Technological Optimization

I think of myself as a technologist, someone who sees of technology as a positive force on society, the continuous endeavors that strive to move us towards better futures. It accomplishes that goal by enabling more possibility with greater efficiency: railroads over horse buggies; LEDs over incandescent bulbs; digital money transfers over shiny rock bartering. That is not to say progress has been a straight line, however; there are plenty of negative consequences to streamlining inconspicuously: the proliferation of misinformation; anxiety from comparisons on social media comparison; pollution and environmental externalities felt at a global scale. Those negative bits are the core of this excerpt, from a recent book focusing on where “Big Tech” has gone wrong.

It’s easy to see how tech—as an industry and now a force on society at large—has become so pervasive that any negative unintended consequences garner outsized attention and increasingly, regulation. For folks like me owe their livelihoods to tech, a part of our core epistemological foundation is simply that most of the work we do is de facto good. This served as an implicit, scrappy rallying cry when the business of software was a small niche industry, but in successfully taking over the world, it’s an assumption that is worth reexamining.

A prime example is the Facebook memo from 2016, which advocates for the company’s singular goal to enable more connections, and to not worry about any negative ramifications from those those added capabilities. Since it was written, with the amount of political malfeasance and misinformation campaigns proliferating on the platform, the premise is at best questionable, and has raised enough ire to result in congressional hearings and antitrust lawsuits1.

That example aside, most of the technological advances at the cutting edge are much less controversial, or feature less damaging negative externalities. When wireless standards improved from 3G → LTE → 5G, the only interesting bits are talking through how fast carriers can roll out the new standards, which devices support them, and how to make best use of the new speeds. In as far as any backlash exists with the new commercial space race between SpaceX and Blue Origin and Virgin Galactic, it’s mostly complaining that the billionaires funding these efforts could be spending their money on social issues instead. And although progress in autonomous driving has been slow, people have mostly cheered on the incremental improvements.

It helps that these examples they deal with the hard sciences and are centered around pure engineering challenges. Making internet connections faster, space flight cheaper, and vehicular transportation more accessible are awesome improvements to their users’ qualities of life. Technology is really good at making things faster and cheaper, and the initial results just make what was previously hard a bit easier. That ease increases usage and broadens access; the pace of how cheap solar energy has gotten over the past decade is one of the best renditions of this phenomenon.

But given enough time and maturation, the initial ease that created more usage which attracted more users starts generating second order effects, some inevitably problematic. Right now, I’d say that the intersection of technology and the social sciences falls into that categorization; it’s proven hard to predict how the human condition responds to communicative capabilities which are effectively free, instantaneous, and span the globe.

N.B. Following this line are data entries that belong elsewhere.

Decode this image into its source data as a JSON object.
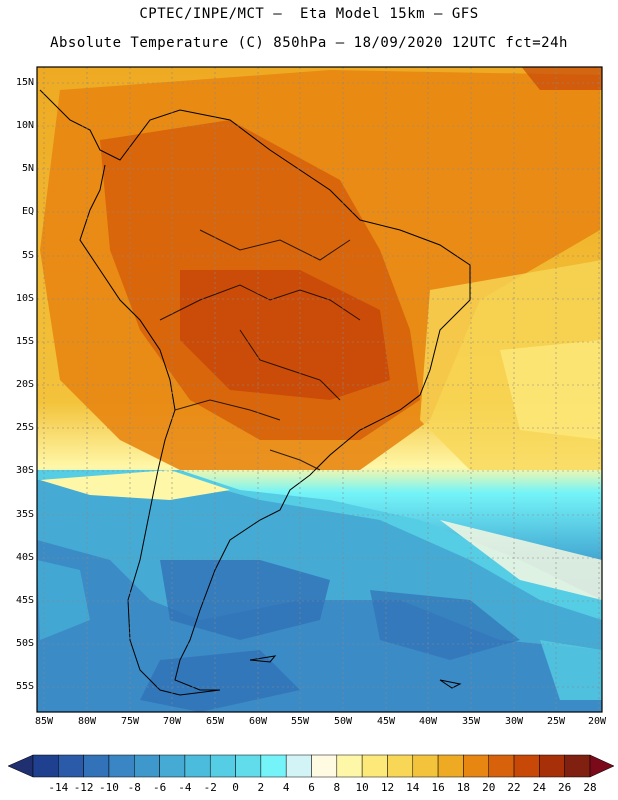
{
  "header": {
    "line1": "CPTEC/INPE/MCT –  Eta Model 15km – GFS",
    "line2": "Absolute Temperature (C) 850hPa – 18/09/2020 12UTC fct=24h"
  },
  "map": {
    "lat_labels": [
      "15N",
      "10N",
      "5N",
      "EQ",
      "5S",
      "10S",
      "15S",
      "20S",
      "25S",
      "30S",
      "35S",
      "40S",
      "45S",
      "50S",
      "55S"
    ],
    "lon_labels": [
      "85W",
      "80W",
      "75W",
      "70W",
      "65W",
      "60W",
      "55W",
      "50W",
      "45W",
      "40W",
      "35W",
      "30W",
      "25W",
      "20W"
    ]
  },
  "colorbar": {
    "labels": [
      "-14",
      "-12",
      "-10",
      "-8",
      "-6",
      "-4",
      "-2",
      "0",
      "2",
      "4",
      "6",
      "8",
      "10",
      "12",
      "14",
      "16",
      "18",
      "20",
      "22",
      "24",
      "26",
      "28"
    ],
    "colors": [
      "#1f3f8f",
      "#2a5aa8",
      "#3272b8",
      "#3a86c4",
      "#3f98cc",
      "#45aad4",
      "#4cbcdc",
      "#55cde4",
      "#60dcea",
      "#74f4f8",
      "#d2f4f6",
      "#fffbe2",
      "#fff7a8",
      "#fde97a",
      "#f8d757",
      "#f3c33b",
      "#eeaa22",
      "#e88612",
      "#d8620b",
      "#c84808",
      "#a83008",
      "#802010"
    ],
    "under_color": "#1f2f6f",
    "over_color": "#7a0a1a"
  }
}
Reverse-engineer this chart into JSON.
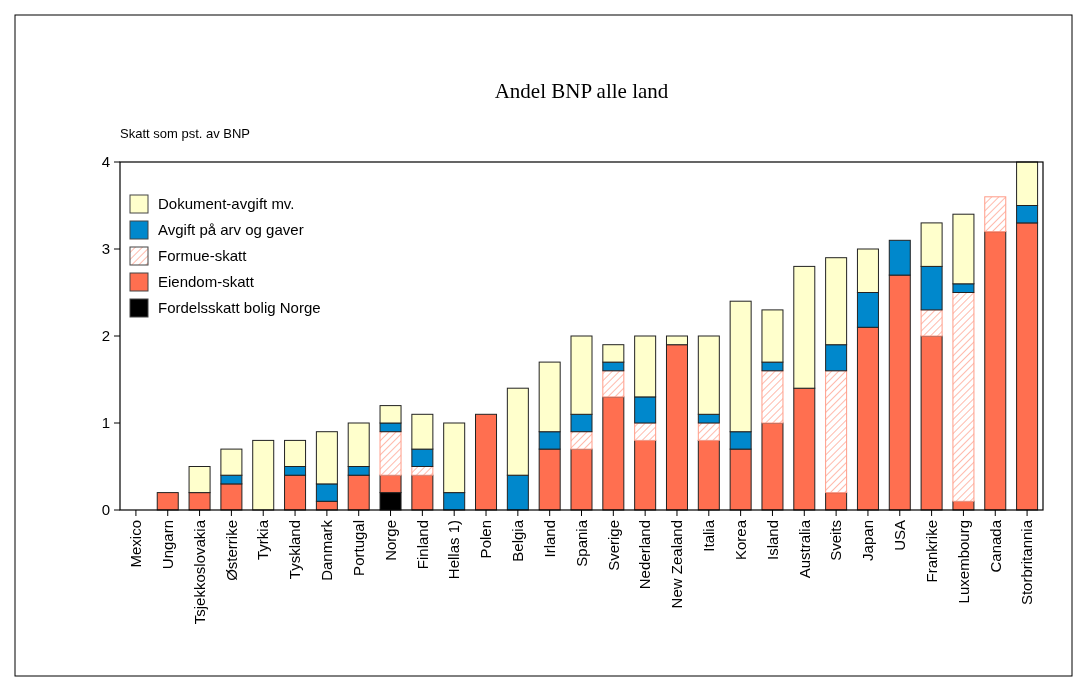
{
  "chart_data": {
    "type": "bar",
    "stacked": true,
    "title": "Andel BNP alle land",
    "ylabel": "Skatt som pst. av BNP",
    "categories": [
      "Mexico",
      "Ungarn",
      "Tsjekkoslovakia",
      "Østerrike",
      "Tyrkia",
      "Tyskland",
      "Danmark",
      "Portugal",
      "Norge",
      "Finland",
      "Hellas 1)",
      "Polen",
      "Belgia",
      "Irland",
      "Spania",
      "Sverige",
      "Nederland",
      "New Zealand",
      "Italia",
      "Korea",
      "Island",
      "Australia",
      "Sveits",
      "Japan",
      "USA",
      "Frankrike",
      "Luxembourg",
      "Canada",
      "Storbritannia"
    ],
    "series": [
      {
        "name": "Fordelsskatt bolig Norge",
        "color": "#000000",
        "values": [
          0,
          0,
          0,
          0,
          0,
          0,
          0,
          0,
          0.2,
          0,
          0,
          0,
          0,
          0,
          0,
          0,
          0,
          0,
          0,
          0,
          0,
          0,
          0,
          0,
          0,
          0,
          0,
          0,
          0
        ]
      },
      {
        "name": "Eiendom-skatt",
        "color": "#ff6f50",
        "values": [
          0,
          0.2,
          0.2,
          0.3,
          0,
          0.4,
          0.1,
          0.4,
          0.2,
          0.4,
          0,
          1.1,
          0,
          0.7,
          0.7,
          1.3,
          0.8,
          1.9,
          0.8,
          0.7,
          1.0,
          1.4,
          0.2,
          2.1,
          2.7,
          2.0,
          0.1,
          3.2,
          3.3
        ]
      },
      {
        "name": "Formue-skatt",
        "color": "#ff9c88",
        "values": [
          0,
          0,
          0,
          0,
          0,
          0,
          0,
          0,
          0.5,
          0.1,
          0,
          0,
          0,
          0,
          0.2,
          0.3,
          0.2,
          0,
          0.2,
          0,
          0.6,
          0,
          1.4,
          0,
          0,
          0.3,
          2.4,
          0.4,
          0
        ]
      },
      {
        "name": "Avgift på arv og gaver",
        "color": "#0088cc",
        "values": [
          0,
          0,
          0,
          0.1,
          0,
          0.1,
          0.2,
          0.1,
          0.1,
          0.2,
          0.2,
          0,
          0.4,
          0.2,
          0.2,
          0.1,
          0.3,
          0,
          0.1,
          0.2,
          0.1,
          0,
          0.3,
          0.4,
          0.4,
          0.5,
          0.1,
          0,
          0.2
        ]
      },
      {
        "name": "Dokument-avgift mv.",
        "color": "#ffffcc",
        "values": [
          0,
          0,
          0.3,
          0.3,
          0.8,
          0.3,
          0.6,
          0.5,
          0.2,
          0.4,
          0.8,
          0,
          1.0,
          0.8,
          0.9,
          0.2,
          0.7,
          0.1,
          0.9,
          1.5,
          0.6,
          1.4,
          1.0,
          0.5,
          0,
          0.5,
          0.8,
          0,
          0.5
        ]
      }
    ],
    "ylim": [
      0,
      4
    ],
    "yticks": [
      0,
      1,
      2,
      3,
      4
    ],
    "grid": false,
    "legend": "top left"
  }
}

If social networks have enabled more of the best of humanity, that benefit has now been overshadowed by letting more of the worst of humanity proliferate as well: misinformation, peer pressure, anxiety, app addiction, overt racism.

For a long time, the excuse we technologists gave ourselves is that efficiency cannot itself be a moral force, that it is, conjunctively, amoral. If an artificial intelligence outputs racist and sexist commentary, it’s merely a function of its training data set, which ultimately is a reflection of society amplified by the speed of microprocessors. In the US, this abdication of responsibility is codified by a section of the Communications Decency Act, commonly known as Section 230.

I wonder if we should take a stronger stance, though, in leaning into the moral quandaries that arise from technology and try to tackle these issues head-on. In software, we understand well the power of default options and interface nudges to modify behaviors; the simple changes we can invoke have disproportionate impact and scale because our software has disproportionate scale. In that sense, being on the forefront of technological development should carry a heavy responsibility.


  1. Of course, the guy who wrote it was recently promoted to CTO.